Seba Fallus III Wielki
23-02-2016, 20:33
Ja przed bitwą też nie miałem cię w znajomych również mnie to zdziwiło aż takim aspołecznym ścierwem nie jestem.
Byłem gotowy bo nie wiedziałem o co chodzi ,bo to była jazda pszemka. Gdy zobaczyłem to byłem w szoku że czepiasz się takiej pierdoły, nie spodziewałem się tego po tobie bo mam o tobie dobre zdanie. Zwłaszcza że nie napisałeś że wydaje ci się że było push thru tylko stwierdziłeś że był i że to zgłosisz. Gdyby szarżą była frontalna i następnie cały oddział jazdy przepchnął się przez piechotę zgodził bym się w 100% złamanie zasady. Ale tu szarża nastąpiła od boku dzięki tej luce w formacji i część jeźdźców była już na tyłach. Nie da się wydać rozkazu w połowie oddziału więc część przepchnęła się przez piechotę. W takiej sytuacji ciężko jest stwierdzić czy odział znajduje się bardziej przed czy za piechotą. Z resztą gdyby wydał rozkaz w drugim kierunku to jeźdźcy znajdujący się na tyłach też przepychali by się przez piechotę. Luka była na tyle duża że jazda przejechała by bez problemu można nawet zmierzyć szerokość luki i szerokość jaką może mieć odział jazdy. Z resztą jazda wycofując się zawsze się częściowo przepycha przez piechotę. Żeby to było push thru musi być to przepchnięcie się na tyły tak jak pisałem po frontalnej szarży odziałem jazdy.

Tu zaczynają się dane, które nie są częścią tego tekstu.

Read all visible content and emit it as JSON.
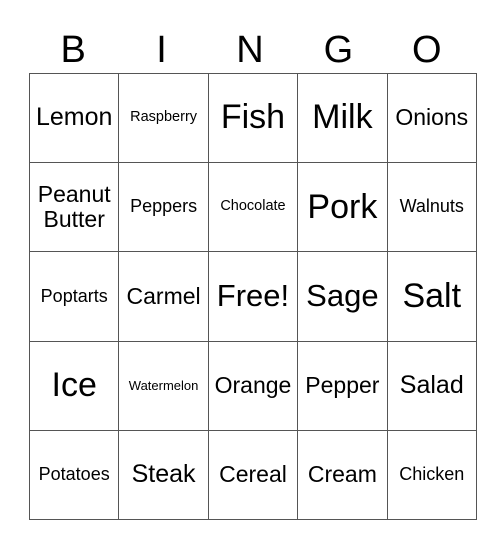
{
  "header": [
    "B",
    "I",
    "N",
    "G",
    "O"
  ],
  "rows": [
    [
      "Lemon",
      "Raspberry",
      "Fish",
      "Milk",
      "Onions"
    ],
    [
      "Peanut Butter",
      "Peppers",
      "Chocolate",
      "Pork",
      "Walnuts"
    ],
    [
      "Poptarts",
      "Carmel",
      "Free!",
      "Sage",
      "Salt"
    ],
    [
      "Ice",
      "Watermelon",
      "Orange",
      "Pepper",
      "Salad"
    ],
    [
      "Potatoes",
      "Steak",
      "Cereal",
      "Cream",
      "Chicken"
    ]
  ]
}
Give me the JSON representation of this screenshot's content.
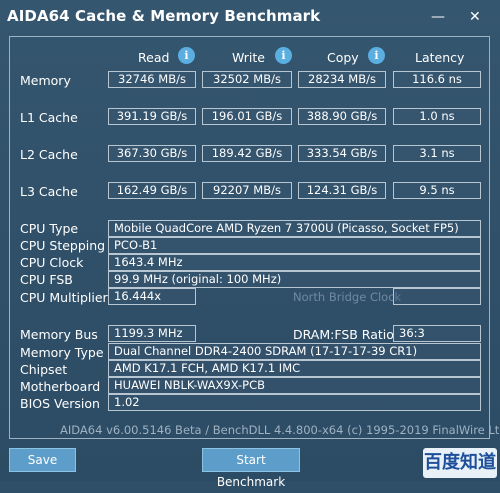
{
  "window": {
    "title": "AIDA64 Cache & Memory Benchmark",
    "minimize": "—",
    "close": "✕"
  },
  "columns": {
    "read": "Read",
    "write": "Write",
    "copy": "Copy",
    "latency": "Latency"
  },
  "rows": [
    {
      "label": "Memory",
      "read": "32746 MB/s",
      "write": "32502 MB/s",
      "copy": "28234 MB/s",
      "latency": "116.6 ns"
    },
    {
      "label": "L1 Cache",
      "read": "391.19 GB/s",
      "write": "196.01 GB/s",
      "copy": "388.90 GB/s",
      "latency": "1.0 ns"
    },
    {
      "label": "L2 Cache",
      "read": "367.30 GB/s",
      "write": "189.42 GB/s",
      "copy": "333.54 GB/s",
      "latency": "3.1 ns"
    },
    {
      "label": "L3 Cache",
      "read": "162.49 GB/s",
      "write": "92207 MB/s",
      "copy": "124.31 GB/s",
      "latency": "9.5 ns"
    }
  ],
  "cpu": {
    "type_label": "CPU Type",
    "type": "Mobile QuadCore AMD Ryzen 7 3700U  (Picasso, Socket FP5)",
    "stepping_label": "CPU Stepping",
    "stepping": "PCO-B1",
    "clock_label": "CPU Clock",
    "clock": "1643.4 MHz",
    "fsb_label": "CPU FSB",
    "fsb": "99.9 MHz  (original: 100 MHz)",
    "multiplier_label": "CPU Multiplier",
    "multiplier": "16.444x",
    "nb_clock_label": "North Bridge Clock"
  },
  "memory": {
    "bus_label": "Memory Bus",
    "bus": "1199.3 MHz",
    "ratio_label": "DRAM:FSB Ratio",
    "ratio": "36:3",
    "type_label": "Memory Type",
    "type": "Dual Channel DDR4-2400 SDRAM  (17-17-17-39 CR1)",
    "chipset_label": "Chipset",
    "chipset": "AMD K17.1 FCH, AMD K17.1 IMC",
    "motherboard_label": "Motherboard",
    "motherboard": "HUAWEI NBLK-WAX9X-PCB",
    "bios_label": "BIOS Version",
    "bios": "1.02"
  },
  "footer": "AIDA64 v6.00.5146 Beta / BenchDLL 4.4.800-x64  (c) 1995-2019 FinalWire Ltd.",
  "buttons": {
    "save": "Save",
    "start": "Start Benchmark"
  },
  "watermark": "百度知道",
  "colors": {
    "background": "#2f4f69",
    "accent": "#5aaee0",
    "button": "#5c9ec9"
  }
}
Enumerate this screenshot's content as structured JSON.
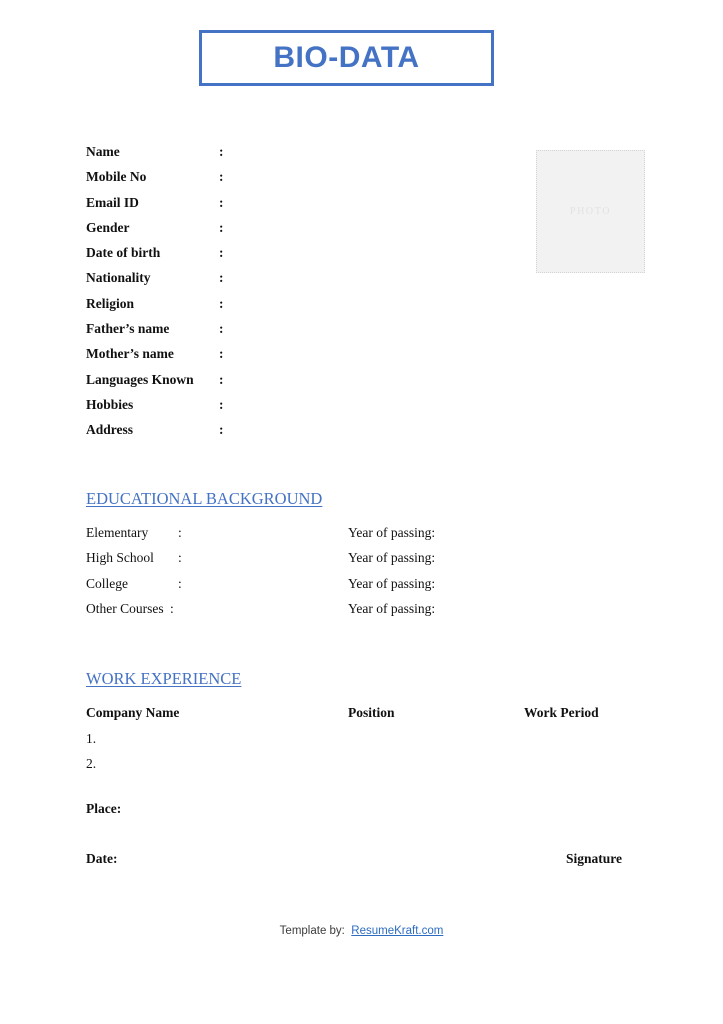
{
  "document": {
    "title": "BIO-DATA"
  },
  "theme": {
    "accent_blue": "#4472C4",
    "link_blue": "#2d6cc0",
    "text_black": "#111111",
    "photo_fill": "#f2f2f2",
    "photo_border": "#d4d4d4"
  },
  "personal": {
    "colon": ":",
    "rows": [
      {
        "label": "Name",
        "value": ""
      },
      {
        "label": "Mobile No",
        "value": ""
      },
      {
        "label": "Email ID",
        "value": ""
      },
      {
        "label": "Gender",
        "value": ""
      },
      {
        "label": "Date of birth",
        "value": ""
      },
      {
        "label": "Nationality",
        "value": ""
      },
      {
        "label": "Religion",
        "value": ""
      },
      {
        "label": "Father’s name",
        "value": ""
      },
      {
        "label": "Mother’s name",
        "value": ""
      },
      {
        "label": "Languages Known",
        "value": ""
      },
      {
        "label": "Hobbies",
        "value": ""
      },
      {
        "label": "Address",
        "value": ""
      }
    ]
  },
  "photo": {
    "label": "PHOTO"
  },
  "education": {
    "heading": "EDUCATIONAL BACKGROUND",
    "colon": ":",
    "year_label": "Year of passing:",
    "rows": [
      {
        "label": "Elementary",
        "value": "",
        "year": ""
      },
      {
        "label": "High School",
        "value": "",
        "year": ""
      },
      {
        "label": "College",
        "value": "",
        "year": ""
      },
      {
        "label": "Other Courses",
        "value": "",
        "year": ""
      }
    ]
  },
  "work": {
    "heading": "WORK EXPERIENCE",
    "columns": {
      "company": "Company Name",
      "position": "Position",
      "period": "Work Period"
    },
    "rows": [
      {
        "index": "1.",
        "company": "",
        "position": "",
        "period": ""
      },
      {
        "index": "2.",
        "company": "",
        "position": "",
        "period": ""
      }
    ]
  },
  "signoff": {
    "place_label": "Place:",
    "date_label": "Date:",
    "signature_label": "Signature"
  },
  "footer": {
    "prefix": "Template by:",
    "link_text": "ResumeKraft.com"
  }
}
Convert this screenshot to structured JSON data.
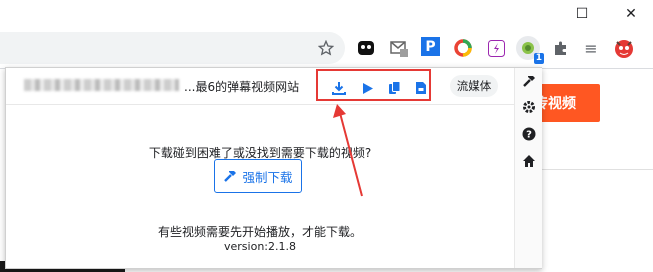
{
  "window": {
    "restore_glyph": "☐",
    "close_glyph": "✕"
  },
  "popup": {
    "title": "...最6的弹幕视频网站",
    "stream_label": "流媒体",
    "message": "下载碰到困难了或没找到需要下载的视频?",
    "force_download_label": "强制下载",
    "note": "有些视频需要先开始播放，才能下载。",
    "version": "version:2.1.8"
  },
  "page": {
    "orange_button_label": "传视频"
  },
  "extensions": {
    "badge_count": "1",
    "p_letter": "P",
    "reading_list_glyph": "≡"
  },
  "colors": {
    "accent": "#1a73e8",
    "highlight": "#e53935",
    "orange": "#ff5722"
  }
}
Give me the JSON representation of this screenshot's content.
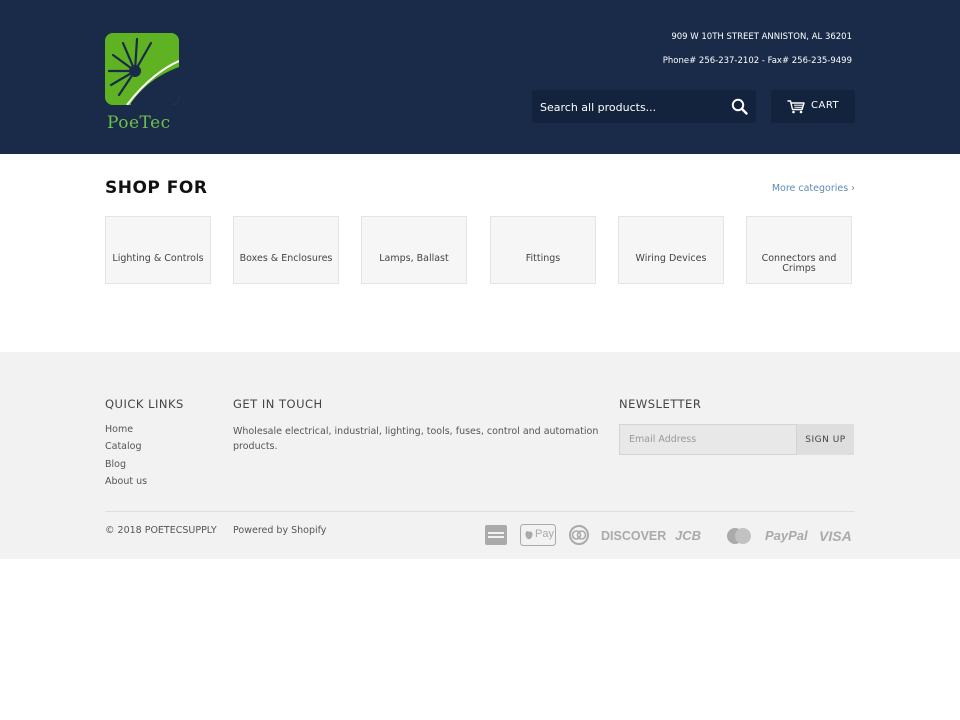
{
  "store": {
    "name": "PoeTec",
    "address": "909 W 10TH STREET ANNISTON, AL 36201",
    "phone": "Phone# 256-237-2102 - Fax# 256-235-9499"
  },
  "search": {
    "placeholder": "Search all products...",
    "icon": "search-icon"
  },
  "cart": {
    "label": "CART",
    "icon": "cart-icon"
  },
  "shop_for": {
    "title": "SHOP FOR",
    "more_link": "More categories ›",
    "categories": [
      {
        "label": "Lighting & Controls"
      },
      {
        "label": "Boxes & Enclosures"
      },
      {
        "label": "Lamps, Ballast"
      },
      {
        "label": "Fittings"
      },
      {
        "label": "Wiring Devices"
      },
      {
        "label": "Connectors and Crimps"
      }
    ]
  },
  "footer": {
    "quick_links": {
      "heading": "QUICK LINKS",
      "items": [
        {
          "label": "Home"
        },
        {
          "label": "Catalog"
        },
        {
          "label": "Blog"
        },
        {
          "label": "About us"
        }
      ]
    },
    "get_in_touch": {
      "heading": "GET IN TOUCH",
      "text": "Wholesale electrical, industrial, lighting, tools, fuses, control and automation products."
    },
    "newsletter": {
      "heading": "NEWSLETTER",
      "placeholder": "Email Address",
      "button": "SIGN UP"
    },
    "copyright": "© 2018 POETECSUPPLY",
    "powered_by": "Powered by Shopify",
    "payment_methods": [
      {
        "name": "american-express-icon"
      },
      {
        "name": "apple-pay-icon",
        "text": "Pay"
      },
      {
        "name": "diners-club-icon"
      },
      {
        "name": "discover-icon",
        "text": "DISCOVER"
      },
      {
        "name": "jcb-icon",
        "text": "JCB"
      },
      {
        "name": "mastercard-icon"
      },
      {
        "name": "paypal-icon",
        "text": "PayPal"
      },
      {
        "name": "visa-icon",
        "text": "VISA"
      }
    ]
  },
  "colors": {
    "header_bg": "#1a2b4a",
    "header_control_bg": "#13223d",
    "logo_green": "#5fb323",
    "link_blue": "#5c8ab8",
    "footer_bg": "#f2f2f2"
  }
}
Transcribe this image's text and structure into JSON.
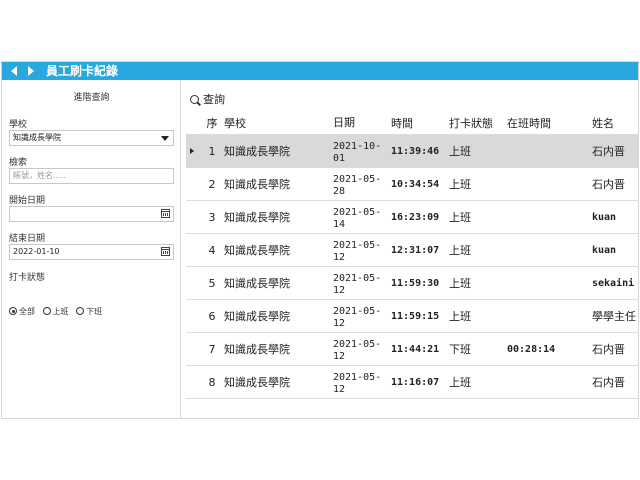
{
  "window": {
    "title": "員工刷卡紀錄"
  },
  "filters": {
    "heading": "進階查詢",
    "school_label": "學校",
    "school_value": "知識成長學院",
    "search_label": "檢索",
    "search_placeholder": "帳號，姓名.....",
    "start_label": "開始日期",
    "start_value": "",
    "end_label": "結束日期",
    "end_value": "2022-01-10",
    "state_label": "打卡狀態",
    "state_options": [
      "全部",
      "上班",
      "下班"
    ],
    "state_selected": "全部"
  },
  "toolbar": {
    "query_label": "查詢"
  },
  "table": {
    "columns": [
      "序",
      "學校",
      "日期",
      "時間",
      "打卡狀態",
      "在班時間",
      "姓名"
    ],
    "rows": [
      {
        "seq": "1",
        "school": "知識成長學院",
        "date_a": "2021-10-",
        "date_b": "01",
        "time": "11:39:46",
        "state": "上班",
        "work": "",
        "name": "石内晋",
        "selected": true
      },
      {
        "seq": "2",
        "school": "知識成長學院",
        "date_a": "2021-05-",
        "date_b": "28",
        "time": "10:34:54",
        "state": "上班",
        "work": "",
        "name": "石内晋"
      },
      {
        "seq": "3",
        "school": "知識成長學院",
        "date_a": "2021-05-",
        "date_b": "14",
        "time": "16:23:09",
        "state": "上班",
        "work": "",
        "name": "kuan"
      },
      {
        "seq": "4",
        "school": "知識成長學院",
        "date_a": "2021-05-",
        "date_b": "12",
        "time": "12:31:07",
        "state": "上班",
        "work": "",
        "name": "kuan"
      },
      {
        "seq": "5",
        "school": "知識成長學院",
        "date_a": "2021-05-",
        "date_b": "12",
        "time": "11:59:30",
        "state": "上班",
        "work": "",
        "name": "sekaini"
      },
      {
        "seq": "6",
        "school": "知識成長學院",
        "date_a": "2021-05-",
        "date_b": "12",
        "time": "11:59:15",
        "state": "上班",
        "work": "",
        "name": "學學主任"
      },
      {
        "seq": "7",
        "school": "知識成長學院",
        "date_a": "2021-05-",
        "date_b": "12",
        "time": "11:44:21",
        "state": "下班",
        "work": "00:28:14",
        "name": "石内晋"
      },
      {
        "seq": "8",
        "school": "知識成長學院",
        "date_a": "2021-05-",
        "date_b": "12",
        "time": "11:16:07",
        "state": "上班",
        "work": "",
        "name": "石内晋"
      }
    ]
  }
}
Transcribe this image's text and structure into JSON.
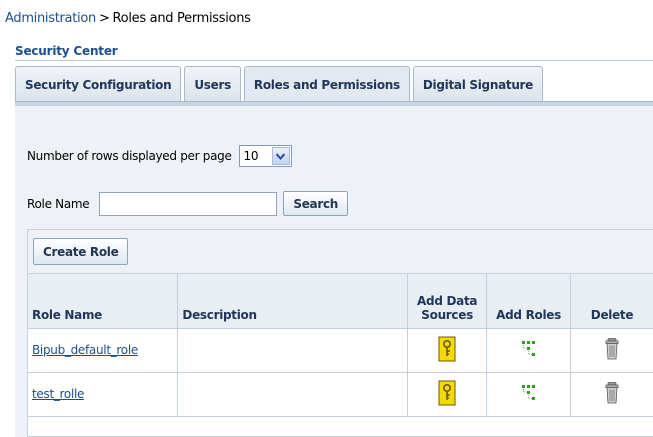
{
  "breadcrumb": {
    "parent": "Administration",
    "separator": ">",
    "current": "Roles and Permissions"
  },
  "section_title": "Security Center",
  "tabs": [
    {
      "label": "Security Configuration",
      "active": false
    },
    {
      "label": "Users",
      "active": false
    },
    {
      "label": "Roles and Permissions",
      "active": true
    },
    {
      "label": "Digital Signature",
      "active": false
    }
  ],
  "rows_per_page": {
    "label": "Number of rows displayed per page",
    "value": "10"
  },
  "search": {
    "label": "Role Name",
    "value": "",
    "button": "Search"
  },
  "create_button": "Create Role",
  "table": {
    "headers": {
      "role_name": "Role Name",
      "description": "Description",
      "add_data_sources_1": "Add Data",
      "add_data_sources_2": "Sources",
      "add_roles": "Add Roles",
      "delete": "Delete"
    },
    "rows": [
      {
        "role_name": "Bipub_default_role",
        "description": ""
      },
      {
        "role_name": "test_rolle",
        "description": ""
      }
    ]
  },
  "icons": {
    "data_source": "key-document-icon",
    "add_roles": "role-hierarchy-icon",
    "delete": "trash-can-icon"
  },
  "colors": {
    "link": "#1c4f8e",
    "panel": "#eef2f7",
    "key_icon": "#f5d90a",
    "roles_icon": "#2fa31f"
  }
}
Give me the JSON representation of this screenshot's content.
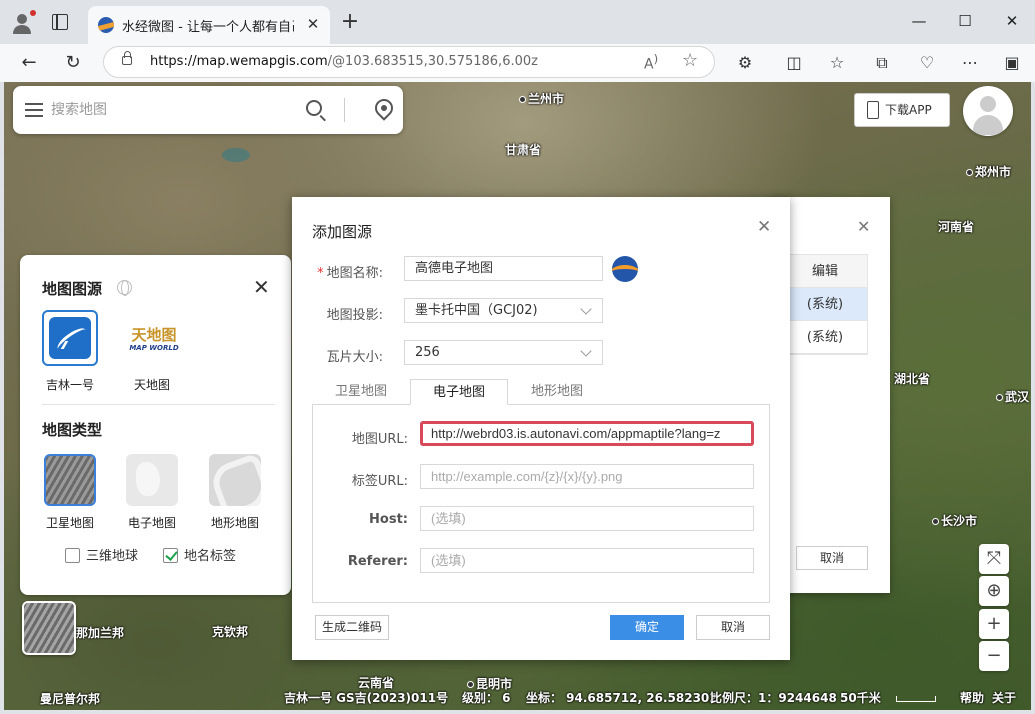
{
  "browser": {
    "tab_title": "水经微图 - 让每一个人都有自己的",
    "url_host": "https://map.wemapgis.com",
    "url_path": "/@103.683515,30.575186,6.00z"
  },
  "search": {
    "placeholder": "搜索地图"
  },
  "header": {
    "download_app": "下载APP"
  },
  "map_labels": [
    {
      "text": "兰州市",
      "dot": true
    },
    {
      "text": "甘肃省",
      "dot": false
    },
    {
      "text": "郑州市",
      "dot": true
    },
    {
      "text": "河南省",
      "dot": false
    },
    {
      "text": "湖北省",
      "dot": false
    },
    {
      "text": "武汉",
      "dot": true
    },
    {
      "text": "长沙市",
      "dot": true
    },
    {
      "text": "那加兰邦",
      "dot": false
    },
    {
      "text": "克钦邦",
      "dot": false
    },
    {
      "text": "云南省",
      "dot": false
    },
    {
      "text": "昆明市",
      "dot": true
    },
    {
      "text": "曼尼普尔邦",
      "dot": false
    }
  ],
  "source_panel": {
    "title": "地图图源",
    "sources": [
      {
        "label": "吉林一号"
      },
      {
        "label": "天地图",
        "logo_cn": "天地图",
        "logo_en": "MAP WORLD"
      }
    ],
    "type_title": "地图类型",
    "types": [
      {
        "label": "卫星地图",
        "selected": true
      },
      {
        "label": "电子地图",
        "selected": false
      },
      {
        "label": "地形地图",
        "selected": false
      }
    ],
    "checkboxes": [
      {
        "label": "三维地球",
        "checked": false
      },
      {
        "label": "地名标签",
        "checked": true
      }
    ]
  },
  "background_dialog": {
    "column_header": "编辑",
    "rows": [
      "(系统)",
      "(系统)"
    ],
    "cancel": "取消"
  },
  "dialog": {
    "title": "添加图源",
    "fields": {
      "name_label": "地图名称:",
      "name_value": "高德电子地图",
      "projection_label": "地图投影:",
      "projection_value": "墨卡托中国（GCJ02)",
      "tile_label": "瓦片大小:",
      "tile_value": "256"
    },
    "tabs": [
      {
        "label": "卫星地图",
        "active": false
      },
      {
        "label": "电子地图",
        "active": true
      },
      {
        "label": "地形地图",
        "active": false
      }
    ],
    "panel": {
      "map_url_label": "地图URL:",
      "map_url_value": "http://webrd03.is.autonavi.com/appmaptile?lang=z",
      "label_url_label": "标签URL:",
      "label_url_placeholder": "http://example.com/{z}/{x}/{y}.png",
      "host_label": "Host:",
      "host_placeholder": "(选填)",
      "referer_label": "Referer:",
      "referer_placeholder": "(选填)"
    },
    "qr_button": "生成二维码",
    "ok_button": "确定",
    "cancel_button": "取消"
  },
  "status_bar": {
    "copyright": "吉林一号 GS吉(2023)011号",
    "level": "级别： 6",
    "coord": "坐标：  94.685712, 26.582302",
    "scale": "比例尺：1：9244648",
    "scale_len": "50千米",
    "help": "帮助",
    "about": "关于"
  },
  "colors": {
    "primary": "#3b8ee6",
    "highlight_border": "#d84a5a",
    "required": "#e03030"
  }
}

Moja reakcja w tym temacie była zbyt impulsywna i niewłaściwa ale została w pewien sposób sprowokowana. Mianowicie chciałem uniknąć kłótni i niepotrzebnej eskalacji i napisałem bezpośrednio do sędziów. Miałem nadzieje że twoim zgłoszeniem kierowały pobitewne emocje i unikałem eskalacji. Ale zostałem posądzony o próbę "załatwienia sprawy na boku" no bo przecież jak napiszę dokładnie to samo ale w innym miejscu to to zmieni znaczenie tego co napisałem no i sędziowie inaczej odczytają tekst w miejscu A niż w miejscu B przecież to oczywiste, logiczne. Jestem raczej nerwowy i po zajęciach ze znajomymi poszliśmy do baru więc gdy przeczytałem oskarżenia o "załatwianie na boku" zareagowałem niewłaściwie za co przepraszam. Co nie zmienia mojej opinii w tej sprawie. Nie mam pretensji do sędziów gdyż mają ciężkie zadanie. Rozstrzygają niejasną sytuację podciągniętą pod nie do końca precyzyjny przepis przez szanowanego gracza. Sędziowie też są ludźmi i podświadomie zgłoszenie kogoś takiego jak wydaje się trafne mimo zaprzeczających faktów. Do tego "próba przekupstwa" przez oskarżonego (wciąż nie rozumiem w jaki sposób).
Liczyłem na inne rozwiązanie mianowicie niejasna sytuacja, de facto "brak złamania zasad" i brak wpływu tej sytuacji na wynik bitwy bo ta jazda i tak by przejechała a to że część oddziału przepchnęła się przez piechotę (jak zazwyczaj po odwrocie z szarży) działało tylko na niekorzyść pszemka bo jazda zebrała obrażenia. W zamieszaniu zamiast od razu przejechać przez lukę i zaszarżować od razu w plecy twojej piechot co by było znacznie skuteczniejsze, zaszarżował w bok ponieważ nie wystarczyło mu mikro. Jest to jego błąd który działa na jego niekorzyść (zadał mniejsze a zebrał większe obrażenia) i zostanie za to ukarany tak jak by łamał zasady cheatował w brew zasadom fair play mimo odwrotnych intencji.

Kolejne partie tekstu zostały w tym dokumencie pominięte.